La recherche de personnages trumpiens répond d’abord à une nécessité historique. Si les historiens s’accordent à dire que le phénomène Donald Trump n’est pas soluble dans la catégorie du fascisme, ils soulignent cependant qu’il présente des traits fascistes (c'est ce qu'estime Robert Paxton, spécialiste de l'histoire de Vichy). Or le fascisme est un phénomène européen dont les États-Unis ont pu se croire préservés, à quelques exceptions près. Collecter des préfigurations de Trump permet donc de trouver des références, des précédents au sein de la culture américaine.
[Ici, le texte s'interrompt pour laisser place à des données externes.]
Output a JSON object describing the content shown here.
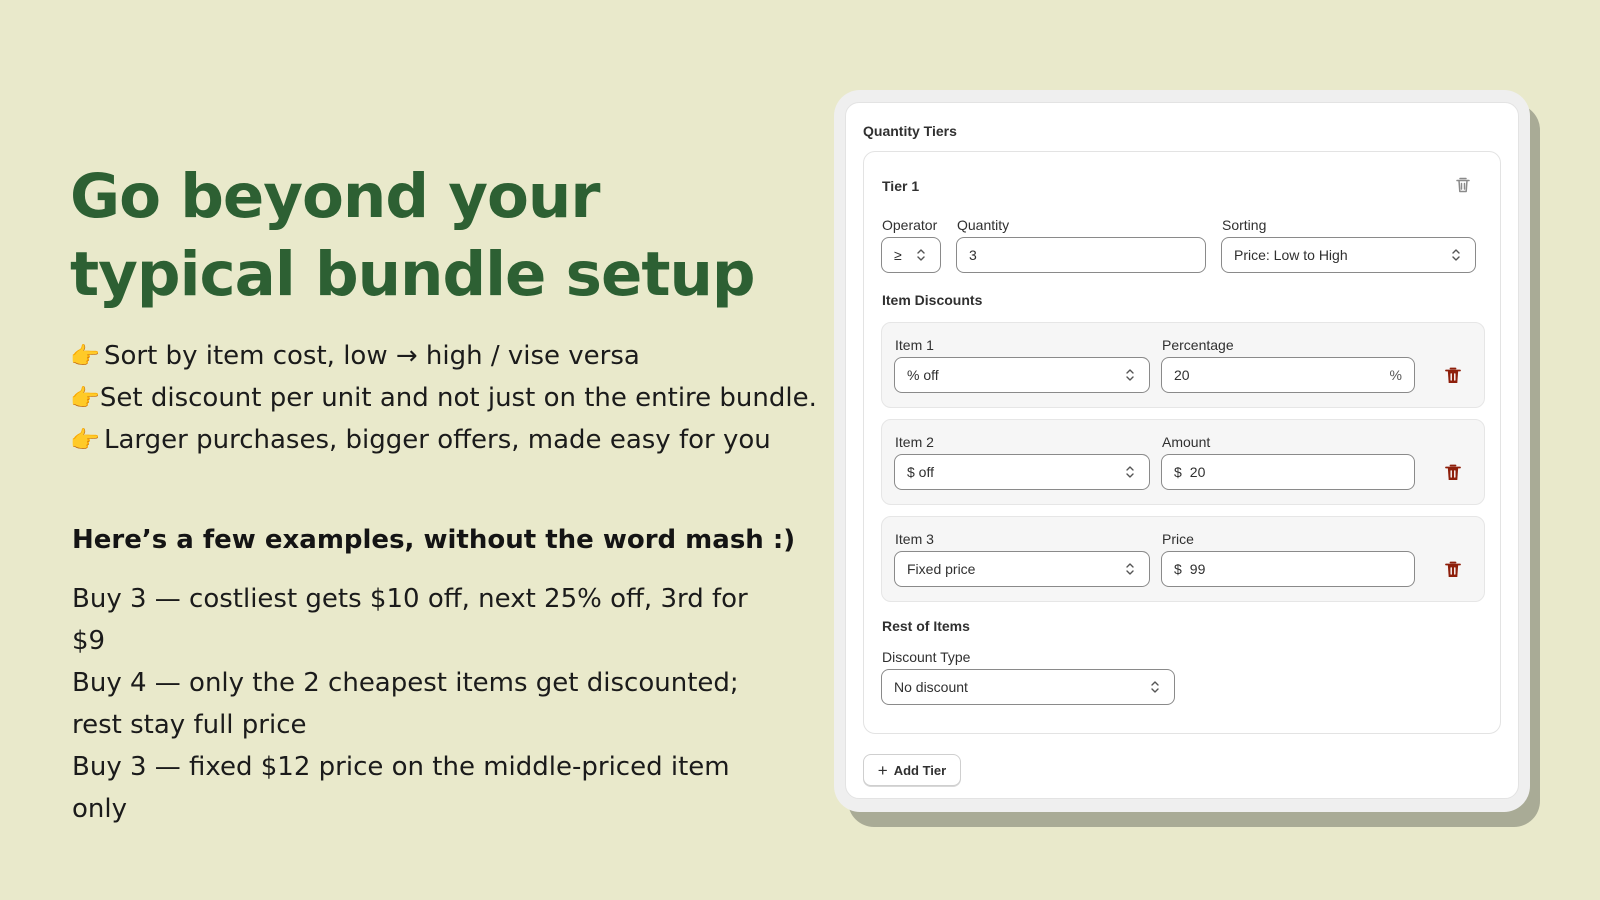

Le futur président semble l’émanation d’une américanité profonde en même temps qu’une exception dans son histoire démocratique. Il s’agit en somme de ré-américaniser Trump, non pour le légitimer, mais pour construire un récit historique qui l’explique. On lui trouve ainsi des origines dans une pièce à succès, It Can’t Happen Here, tirée d’un roman de Sinclair Lewis paru en 1935, et que les Éditions de la Différence ont réédité l’été dernier (Impossible ici, 2016) : Lewis s’inspire notamment du parcours de Huey Long, gouverneur fascisant de Louisiane au tournant des années 1930, pour imaginer l’ascension d’un sénateur américain qui devient bientôt dictateur, créant des camps de concentration, s’appuyant sur des forces paramilitaires. Le titre du roman, qui évoque le lieu commun d’une Amérique imperméable au fascisme, visait à mettre en garde le pays avant guerre ; il résonne durement aujourd’hui.